The Man Who Planted Trees (or L’homme qui plantait des arbres’) by French author Jean Giono is a legendary tale written in the 1950’s, which has been translated into a multitude of languages.
It tells the story of one shepherd, Elzéard Bouffier, living in a desolate valley in the foothills of the Alps near Provence throughout the first half of the 20th century, who single-handedly re-forests and resurrects the wasteland around him. It is a message well ahead of its time, and one that has stayed with me in the few days since reading the short tale.
The story is narrated by a young man who remains anonymous, and who in 1910 and at the start of the book, sets out on a lone journey on foot through a wilderness region of France. There is no trace of civilization and natural springs have dried up years ago. He is in desperate need of water, and at that point in his journey meets Elzéard Bouffier for the first time, who takes him in and gives him food and rest.
The shepherd is a man of few words and the narrator is fascinated by his lonely existence.
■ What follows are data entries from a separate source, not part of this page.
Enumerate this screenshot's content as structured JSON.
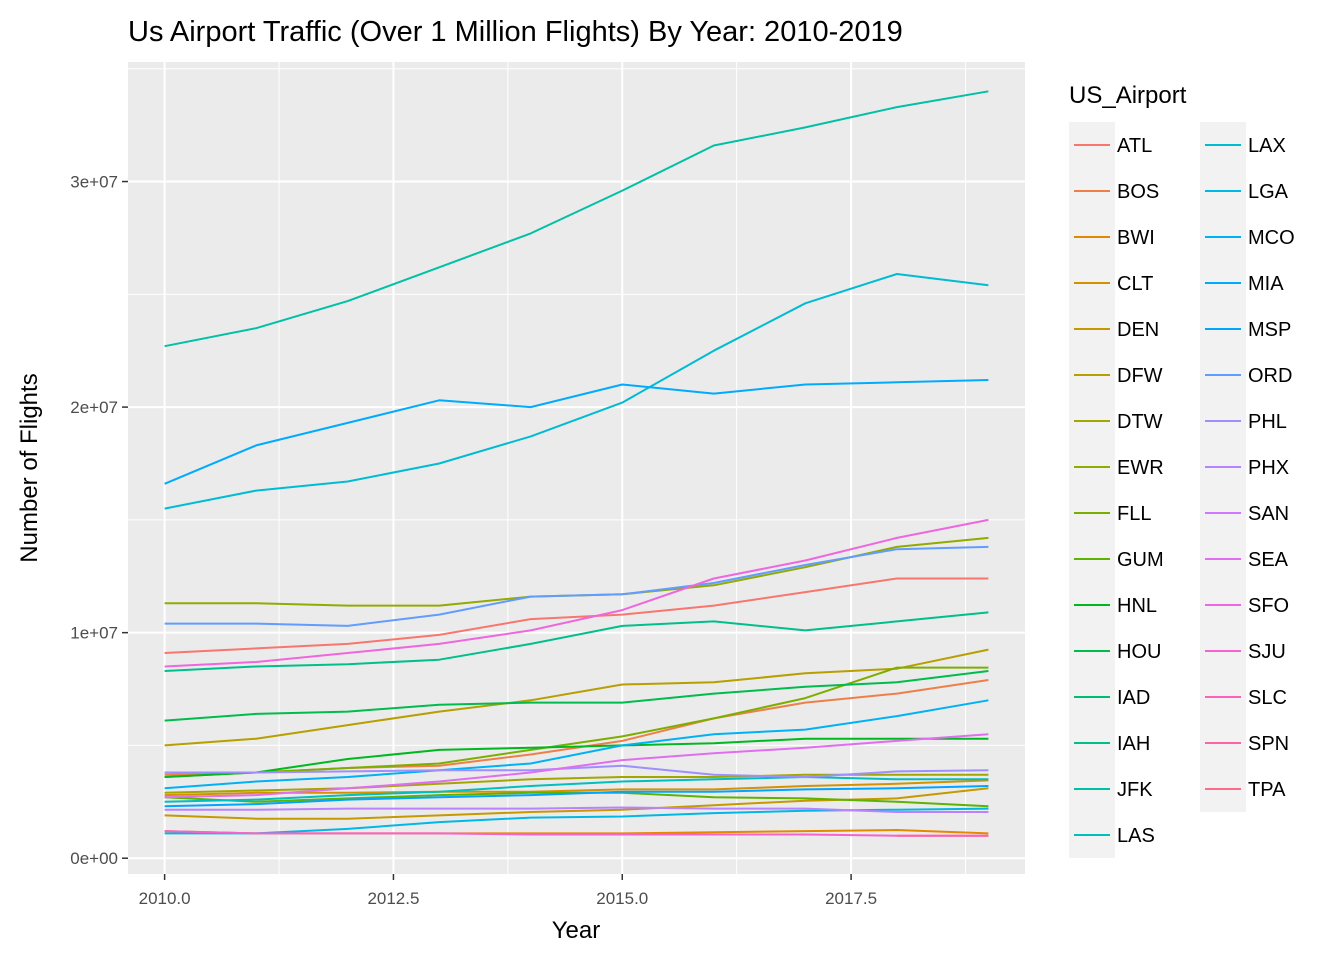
{
  "chart_data": {
    "type": "line",
    "title": "Us Airport Traffic (Over 1 Million Flights) By Year: 2010-2019",
    "xlabel": "Year",
    "ylabel": "Number of Flights",
    "xlim": [
      2009.6,
      2019.4
    ],
    "ylim": [
      -700000,
      35300000
    ],
    "x_ticks": [
      2010,
      2012.5,
      2015,
      2017.5
    ],
    "x_tick_labels": [
      "2010.0",
      "2012.5",
      "2015.0",
      "2017.5"
    ],
    "y_ticks": [
      0,
      10000000,
      20000000,
      30000000
    ],
    "y_tick_labels": [
      "0e+00",
      "1e+07",
      "2e+07",
      "3e+07"
    ],
    "grid": true,
    "legend_title": "US_Airport",
    "legend_position": "right",
    "x": [
      2010,
      2011,
      2012,
      2013,
      2014,
      2015,
      2016,
      2017,
      2018,
      2019
    ],
    "series": [
      {
        "name": "ATL",
        "color": "#F8766D",
        "values": [
          9100000.0,
          9300000.0,
          9500000.0,
          9900000.0,
          10600000.0,
          10800000.0,
          11200000.0,
          11800000.0,
          12400000.0,
          12400000.0
        ]
      },
      {
        "name": "BOS",
        "color": "#EF7F49",
        "values": [
          3700000.0,
          3800000.0,
          4000000.0,
          4100000.0,
          4600000.0,
          5200000.0,
          6200000.0,
          6900000.0,
          7300000.0,
          7900000.0
        ]
      },
      {
        "name": "BWI",
        "color": "#E38900",
        "values": [
          1200000.0,
          1100000.0,
          1100000.0,
          1100000.0,
          1100000.0,
          1100000.0,
          1150000.0,
          1200000.0,
          1250000.0,
          1100000.0
        ]
      },
      {
        "name": "CLT",
        "color": "#D59100",
        "values": [
          2800000.0,
          2900000.0,
          2900000.0,
          2950000.0,
          2950000.0,
          3050000.0,
          3050000.0,
          3200000.0,
          3300000.0,
          3450000.0
        ]
      },
      {
        "name": "DEN",
        "color": "#C49A00",
        "values": [
          1900000.0,
          1750000.0,
          1750000.0,
          1900000.0,
          2050000.0,
          2150000.0,
          2350000.0,
          2550000.0,
          2650000.0,
          3100000.0
        ]
      },
      {
        "name": "DFW",
        "color": "#B79F00",
        "values": [
          5000000.0,
          5300000.0,
          5900000.0,
          6500000.0,
          7000000.0,
          7700000.0,
          7800000.0,
          8200000.0,
          8400000.0,
          9250000.0
        ]
      },
      {
        "name": "DTW",
        "color": "#A3A500",
        "values": [
          2900000.0,
          3000000.0,
          3100000.0,
          3300000.0,
          3500000.0,
          3600000.0,
          3600000.0,
          3700000.0,
          3700000.0,
          3700000.0
        ]
      },
      {
        "name": "EWR",
        "color": "#93AA00",
        "values": [
          11300000.0,
          11300000.0,
          11200000.0,
          11200000.0,
          11600000.0,
          11700000.0,
          12100000.0,
          12900000.0,
          13800000.0,
          14200000.0
        ]
      },
      {
        "name": "FLL",
        "color": "#7CAE00",
        "values": [
          3600000.0,
          3800000.0,
          4000000.0,
          4200000.0,
          4800000.0,
          5400000.0,
          6200000.0,
          7100000.0,
          8450000.0,
          8450000.0
        ]
      },
      {
        "name": "GUM",
        "color": "#5EB300",
        "values": [
          2700000.0,
          2500000.0,
          2650000.0,
          2800000.0,
          2900000.0,
          2900000.0,
          2700000.0,
          2650000.0,
          2500000.0,
          2300000.0
        ]
      },
      {
        "name": "HNL",
        "color": "#00B81F",
        "values": [
          3600000.0,
          3800000.0,
          4400000.0,
          4800000.0,
          4900000.0,
          5000000.0,
          5100000.0,
          5300000.0,
          5300000.0,
          5300000.0
        ]
      },
      {
        "name": "HOU",
        "color": "#00BB4E",
        "values": [
          6100000.0,
          6400000.0,
          6500000.0,
          6800000.0,
          6900000.0,
          6900000.0,
          7300000.0,
          7600000.0,
          7800000.0,
          8300000.0
        ]
      },
      {
        "name": "IAD",
        "color": "#00BE70",
        "values": []
      },
      {
        "name": "IAH",
        "color": "#00BF8C",
        "values": [
          8300000.0,
          8500000.0,
          8600000.0,
          8800000.0,
          9500000.0,
          10300000.0,
          10500000.0,
          10100000.0,
          10500000.0,
          10900000.0
        ]
      },
      {
        "name": "JFK",
        "color": "#00C0A5",
        "values": [
          22700000.0,
          23500000.0,
          24700000.0,
          26200000.0,
          27700000.0,
          29600000.0,
          31600000.0,
          32400000.0,
          33300000.0,
          34000000.0
        ]
      },
      {
        "name": "LAS",
        "color": "#00BFBC",
        "values": [
          2500000.0,
          2600000.0,
          2800000.0,
          2950000.0,
          3200000.0,
          3400000.0,
          3500000.0,
          3600000.0,
          3500000.0,
          3500000.0
        ]
      },
      {
        "name": "LAX",
        "color": "#00BCD3",
        "values": [
          15500000.0,
          16300000.0,
          16700000.0,
          17500000.0,
          18700000.0,
          20200000.0,
          22500000.0,
          24600000.0,
          25900000.0,
          25400000.0
        ]
      },
      {
        "name": "LGA",
        "color": "#00B8E5",
        "values": [
          1100000.0,
          1100000.0,
          1300000.0,
          1600000.0,
          1800000.0,
          1850000.0,
          2000000.0,
          2100000.0,
          2150000.0,
          2200000.0
        ]
      },
      {
        "name": "MCO",
        "color": "#00B2F3",
        "values": [
          3100000.0,
          3400000.0,
          3600000.0,
          3900000.0,
          4200000.0,
          5000000.0,
          5500000.0,
          5700000.0,
          6300000.0,
          7000000.0
        ]
      },
      {
        "name": "MIA",
        "color": "#00ABFD",
        "values": [
          16600000.0,
          18300000.0,
          19300000.0,
          20300000.0,
          20000000.0,
          21000000.0,
          20600000.0,
          21000000.0,
          21100000.0,
          21200000.0
        ]
      },
      {
        "name": "MSP",
        "color": "#00A5FF",
        "values": [
          2300000.0,
          2400000.0,
          2600000.0,
          2700000.0,
          2800000.0,
          2950000.0,
          2950000.0,
          3050000.0,
          3100000.0,
          3200000.0
        ]
      },
      {
        "name": "ORD",
        "color": "#619CFF",
        "values": [
          10400000.0,
          10400000.0,
          10300000.0,
          10800000.0,
          11600000.0,
          11700000.0,
          12200000.0,
          13000000.0,
          13700000.0,
          13800000.0
        ]
      },
      {
        "name": "PHL",
        "color": "#9E8FFF",
        "values": [
          3800000.0,
          3800000.0,
          3850000.0,
          3900000.0,
          3900000.0,
          4100000.0,
          3700000.0,
          3600000.0,
          3850000.0,
          3900000.0
        ]
      },
      {
        "name": "PHX",
        "color": "#B983FF",
        "values": [
          2150000.0,
          2150000.0,
          2200000.0,
          2200000.0,
          2200000.0,
          2250000.0,
          2200000.0,
          2200000.0,
          2050000.0,
          2050000.0
        ]
      },
      {
        "name": "SAN",
        "color": "#CF78FF",
        "values": []
      },
      {
        "name": "SEA",
        "color": "#E06EF0",
        "values": [
          2700000.0,
          2800000.0,
          3100000.0,
          3400000.0,
          3800000.0,
          4350000.0,
          4650000.0,
          4900000.0,
          5200000.0,
          5500000.0
        ]
      },
      {
        "name": "SFO",
        "color": "#EE67DE",
        "values": [
          8500000.0,
          8700000.0,
          9100000.0,
          9500000.0,
          10100000.0,
          11000000.0,
          12400000.0,
          13200000.0,
          14200000.0,
          15000000.0
        ]
      },
      {
        "name": "SJU",
        "color": "#F763CD",
        "values": [
          1200000.0,
          1100000.0,
          1100000.0,
          1100000.0,
          1050000.0,
          1050000.0,
          1050000.0,
          1050000.0,
          1000000.0,
          1000000.0
        ]
      },
      {
        "name": "SLC",
        "color": "#FD61B9",
        "values": []
      },
      {
        "name": "SPN",
        "color": "#FF63A3",
        "values": [
          null,
          null,
          null,
          null,
          null,
          null,
          null,
          null,
          1000000.0,
          1000000.0
        ]
      },
      {
        "name": "TPA",
        "color": "#FF6A8A",
        "values": []
      }
    ]
  }
}
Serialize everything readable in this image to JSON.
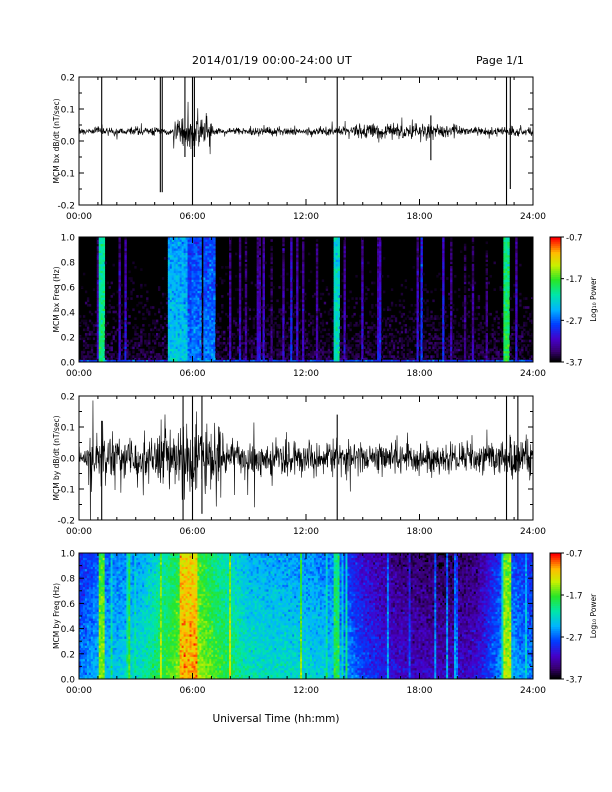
{
  "header": {
    "date_range": "2014/01/19  00:00-24:00 UT",
    "page": "Page 1/1"
  },
  "x_tick_labels": [
    "00:00",
    "06:00",
    "12:00",
    "18:00",
    "24:00"
  ],
  "x_axis_title": "Universal Time (hh:mm)",
  "colorbar": {
    "tick_labels": [
      "-0.7",
      "-1.7",
      "-2.7",
      "-3.7"
    ],
    "label": "Log₁₀ Power"
  },
  "chart_data": [
    {
      "type": "line",
      "ylabel": "MCM bx dB/dt (nT/sec)",
      "xlim": [
        "00:00",
        "24:00"
      ],
      "ylim": [
        -0.2,
        0.2
      ],
      "yticks": [
        "0.2",
        "0.1",
        "0.0",
        "-0.1",
        "-0.2"
      ],
      "baseline": 0.03,
      "noise": 0.012,
      "active_hours": [
        [
          5.0,
          7.0,
          0.05
        ],
        [
          14.5,
          20.0,
          0.02
        ]
      ],
      "spikes": [
        [
          1.2,
          -0.2,
          0.2
        ],
        [
          4.3,
          -0.16,
          0.2
        ],
        [
          4.4,
          -0.16,
          0.2
        ],
        [
          5.6,
          -0.05,
          0.2
        ],
        [
          6.0,
          -0.2,
          0.2
        ],
        [
          6.1,
          -0.05,
          0.2
        ],
        [
          13.65,
          -0.2,
          0.2
        ],
        [
          18.6,
          -0.06,
          0.08
        ],
        [
          22.6,
          -0.2,
          0.2
        ],
        [
          22.8,
          -0.15,
          0.2
        ]
      ]
    },
    {
      "type": "heatmap",
      "ylabel": "MCM bx Freq (Hz)",
      "xlim": [
        "00:00",
        "24:00"
      ],
      "ylim": [
        0.0,
        1.0
      ],
      "yticks": [
        "1.0",
        "0.8",
        "0.6",
        "0.4",
        "0.2",
        "0.0"
      ],
      "zlim": [
        -3.7,
        -0.7
      ],
      "background_log_power": -3.6,
      "bright_bands": [
        [
          1.2,
          0.15,
          -1.9
        ],
        [
          5.2,
          0.5,
          -2.3
        ],
        [
          5.7,
          0.4,
          -2.7
        ],
        [
          6.2,
          0.3,
          -2.6
        ],
        [
          6.9,
          0.3,
          -2.6
        ],
        [
          13.65,
          0.15,
          -2.1
        ],
        [
          18.1,
          0.1,
          -2.8
        ],
        [
          22.6,
          0.18,
          -1.8
        ]
      ]
    },
    {
      "type": "line",
      "ylabel": "MCM by dB/dt (nT/sec)",
      "xlim": [
        "00:00",
        "24:00"
      ],
      "ylim": [
        -0.2,
        0.2
      ],
      "yticks": [
        "0.2",
        "0.1",
        "0.0",
        "-0.1",
        "-0.2"
      ],
      "baseline": 0.0,
      "noise": 0.03,
      "active_hours": [
        [
          0.5,
          4.0,
          0.06
        ],
        [
          4.0,
          7.5,
          0.11
        ],
        [
          7.5,
          13.0,
          0.05
        ],
        [
          13.0,
          21.5,
          0.035
        ],
        [
          21.5,
          24.0,
          0.06
        ]
      ],
      "spikes": [
        [
          1.2,
          -0.2,
          0.12
        ],
        [
          5.5,
          -0.2,
          0.2
        ],
        [
          6.0,
          -0.2,
          0.2
        ],
        [
          6.5,
          -0.18,
          0.2
        ],
        [
          13.65,
          -0.2,
          0.14
        ],
        [
          22.6,
          -0.2,
          0.2
        ],
        [
          23.2,
          -0.2,
          0.2
        ]
      ]
    },
    {
      "type": "heatmap",
      "ylabel": "MCM by Freq (Hz)",
      "xlim": [
        "00:00",
        "24:00"
      ],
      "ylim": [
        0.0,
        1.0
      ],
      "yticks": [
        "1.0",
        "0.8",
        "0.6",
        "0.4",
        "0.2",
        "0.0"
      ],
      "zlim": [
        -3.7,
        -0.7
      ],
      "power_profile": [
        [
          0.0,
          -2.6
        ],
        [
          1.0,
          -2.4
        ],
        [
          3.0,
          -2.2
        ],
        [
          5.0,
          -1.6
        ],
        [
          6.0,
          -1.3
        ],
        [
          7.0,
          -1.6
        ],
        [
          9.0,
          -2.1
        ],
        [
          12.0,
          -2.2
        ],
        [
          13.5,
          -2.3
        ],
        [
          15.0,
          -2.8
        ],
        [
          17.0,
          -3.1
        ],
        [
          19.0,
          -3.2
        ],
        [
          21.0,
          -3.1
        ],
        [
          22.5,
          -2.4
        ],
        [
          24.0,
          -2.6
        ]
      ],
      "bright_bands": [
        [
          1.2,
          0.15,
          -1.5
        ],
        [
          5.8,
          0.5,
          -1.0
        ],
        [
          13.65,
          0.15,
          -1.8
        ],
        [
          22.6,
          0.2,
          -1.4
        ]
      ]
    }
  ]
}
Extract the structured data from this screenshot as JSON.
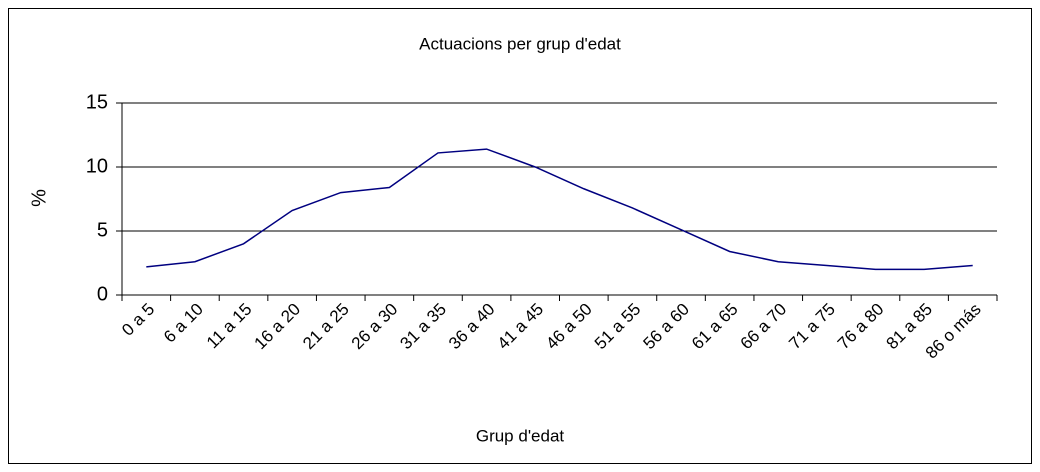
{
  "chart_data": {
    "type": "line",
    "title": "Actuacions per grup d'edat",
    "xlabel": "Grup d'edat",
    "ylabel": "%",
    "categories": [
      "0 a 5",
      "6 a 10",
      "11 a 15",
      "16 a 20",
      "21 a 25",
      "26 a 30",
      "31 a 35",
      "36 a 40",
      "41 a 45",
      "46 a 50",
      "51 a 55",
      "56 a 60",
      "61 a 65",
      "66 a 70",
      "71 a 75",
      "76 a 80",
      "81 a 85",
      "86 o más"
    ],
    "values": [
      2.2,
      2.6,
      4.0,
      6.6,
      8.0,
      8.4,
      11.1,
      11.4,
      10.0,
      8.3,
      6.8,
      5.1,
      3.4,
      2.6,
      2.3,
      2.0,
      2.0,
      2.3
    ],
    "color": "#000080",
    "ylim": [
      0,
      15
    ],
    "yticks": [
      0,
      5,
      10,
      15
    ],
    "grid": true
  }
}
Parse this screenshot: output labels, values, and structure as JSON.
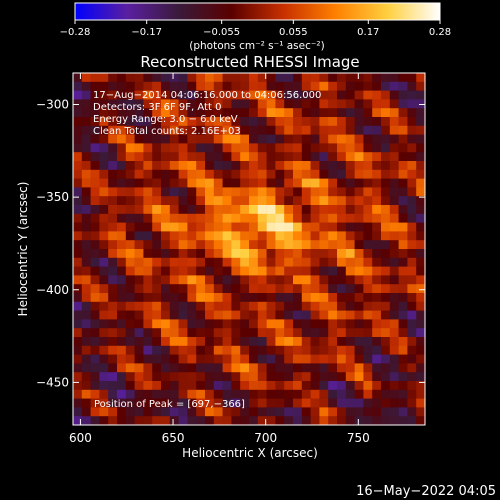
{
  "chart_data": {
    "type": "heatmap",
    "title": "Reconstructed RHESSI Image",
    "xlabel": "Heliocentric X (arcsec)",
    "ylabel": "Heliocentric Y (arcsec)",
    "xlim": [
      596,
      786
    ],
    "ylim": [
      -473,
      -283
    ],
    "x_ticks": [
      600,
      650,
      700,
      750
    ],
    "x_tick_labels": [
      "600",
      "650",
      "700",
      "750"
    ],
    "y_ticks": [
      -300,
      -350,
      -400,
      -450
    ],
    "y_tick_labels": [
      "−300",
      "−350",
      "−400",
      "−450"
    ],
    "colorbar": {
      "range": [
        -0.28,
        0.28
      ],
      "ticks": [
        -0.28,
        -0.17,
        -0.055,
        0.055,
        0.17,
        0.28
      ],
      "tick_labels": [
        "−0.28",
        "−0.17",
        "−0.055",
        "0.055",
        "0.17",
        "0.28"
      ],
      "unit_label": "(photons cm⁻² s⁻¹ asec⁻²)",
      "colors": [
        "#0000ff",
        "#5a1fa0",
        "#3a1a3a",
        "#5a0000",
        "#c83000",
        "#ff8000",
        "#ffd040",
        "#ffffff"
      ]
    },
    "annotations": [
      "17−Aug−2014 04:06:16.000 to 04:06:56.000",
      "Detectors: 3F 6F 9F, Att 0",
      "Energy Range: 3.0 − 6.0 keV",
      "Clean     Total counts: 2.16E+03"
    ],
    "peak_label": "Position of Peak = [697,−366]",
    "peak_position": [
      697,
      -366
    ],
    "grid": false,
    "grid_cells": 40
  },
  "footer": {
    "timestamp": "16−May−2022 04:05"
  }
}
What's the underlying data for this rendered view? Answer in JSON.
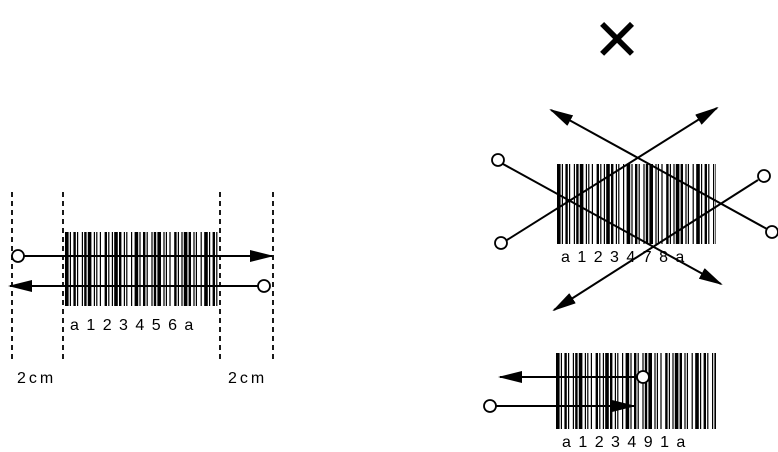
{
  "correct_example": {
    "barcode_text": "a 1 2 3 4 5 6 a",
    "margin_left_label": "2cm",
    "margin_right_label": "2cm"
  },
  "incorrect_example": {
    "mark": "✕",
    "angled_barcode_text": "a 1 2 3 4 7 8 a",
    "partial_barcode_text": "a 1 2 3 4 9 1 a"
  },
  "colors": {
    "ink": "#000000",
    "background": "#ffffff"
  }
}
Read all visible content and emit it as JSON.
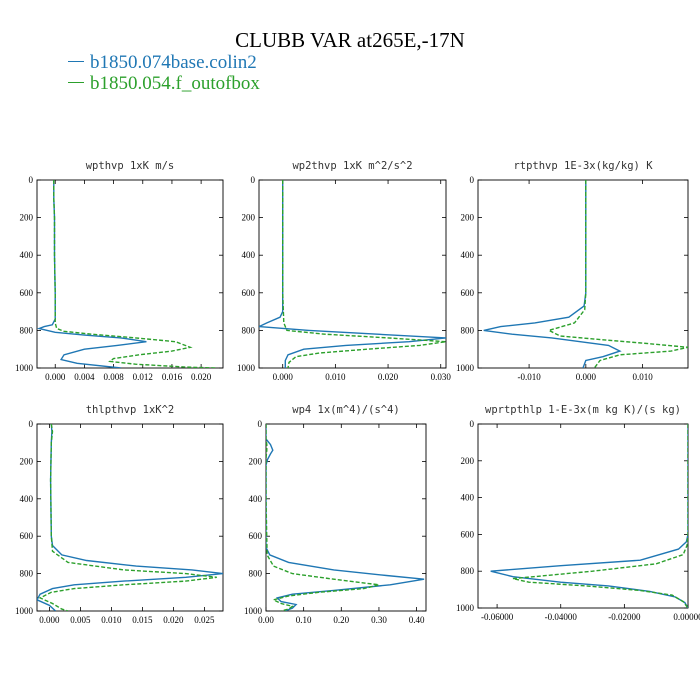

On the first evening the narrator observes him carefully select one hundred perfect acorns from a pile that he has collected, which he painstakingly plants by hand the next day.
“He had been planting trees in the wilderness for three years. He had planted one hundred thousand of them. Out of those, twenty thousand had sprung up. Of the twenty thousand, he still expected to lose half, because of rodents or the unpredictable ways of Providence. That meant ten thousand oaks would grow where before there had been nothing.”
Over the course of the next 40 years, during which time two World Wars take place, the shepherd continues in his tree planting mission, and the narrator continues to visit him. The narrator sees the desolate hills transform into a magnificent forest, where streams begin to flow again and civilisation returns. The old shepherd had breathed life back into the land.